Le projet de loi qui se baptise « Pour la croissance et l’activité » émane du ministère de l’économie, de l’industrie et du numérique.

On constate avec effarement que les vingt-deux premières pages de ce projet apportent des modifications considérables à l’exercice de la profession d’avocat.
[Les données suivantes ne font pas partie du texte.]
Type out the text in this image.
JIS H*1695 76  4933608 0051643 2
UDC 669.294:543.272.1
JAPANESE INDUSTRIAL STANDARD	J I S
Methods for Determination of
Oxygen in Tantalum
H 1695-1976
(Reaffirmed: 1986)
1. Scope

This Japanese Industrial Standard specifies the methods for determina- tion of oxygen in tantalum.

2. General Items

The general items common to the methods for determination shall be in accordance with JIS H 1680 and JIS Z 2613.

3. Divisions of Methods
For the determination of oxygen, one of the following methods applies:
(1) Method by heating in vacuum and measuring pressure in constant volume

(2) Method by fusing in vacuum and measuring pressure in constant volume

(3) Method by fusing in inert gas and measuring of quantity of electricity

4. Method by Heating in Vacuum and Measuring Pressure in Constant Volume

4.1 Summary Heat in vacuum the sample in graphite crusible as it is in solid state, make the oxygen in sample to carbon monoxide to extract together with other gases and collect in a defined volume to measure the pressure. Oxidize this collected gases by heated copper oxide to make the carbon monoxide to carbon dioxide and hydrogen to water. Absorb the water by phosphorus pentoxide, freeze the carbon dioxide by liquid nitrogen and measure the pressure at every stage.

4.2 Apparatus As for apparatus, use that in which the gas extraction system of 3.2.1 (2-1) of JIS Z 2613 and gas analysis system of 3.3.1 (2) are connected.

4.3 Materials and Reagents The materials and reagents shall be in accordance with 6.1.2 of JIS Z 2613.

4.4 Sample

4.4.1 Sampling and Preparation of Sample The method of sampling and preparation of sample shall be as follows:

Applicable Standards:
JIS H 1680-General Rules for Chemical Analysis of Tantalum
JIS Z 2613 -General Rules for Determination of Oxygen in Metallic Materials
Sous le titre « Libérer l’activité », on pouvait s’attendre à ce que ce ministère permette aux particuliers clients de l’avocat de récupérer la TVA, et ce afin de les mettre à égalité d’armes avec les professionnels ; que soit mis en place un plafonnement de la cotisation URSSAF, devenue ruineuse depuis son déplafonnement voici une vingtaine d’années ; que, pour permettre un plus libre accès de nos contemporains au droit et à la justice, soit instituée une contribution « aide juridique et aide juridictionnelle » sous la forme d’une taxe (le gouvernement en invente une tous les jours) de faible montant, perçue à l’occasion des successions, des ventes d’immeuble ou de fonds de commerce, comme de tous les actes soumis à publicité ou à enregistrement. L’activité juridique aurait ainsi financé l’accès des plus démunis au droit et à la justice dans le cadre du procès qu’on est obligé de faire ou de subir.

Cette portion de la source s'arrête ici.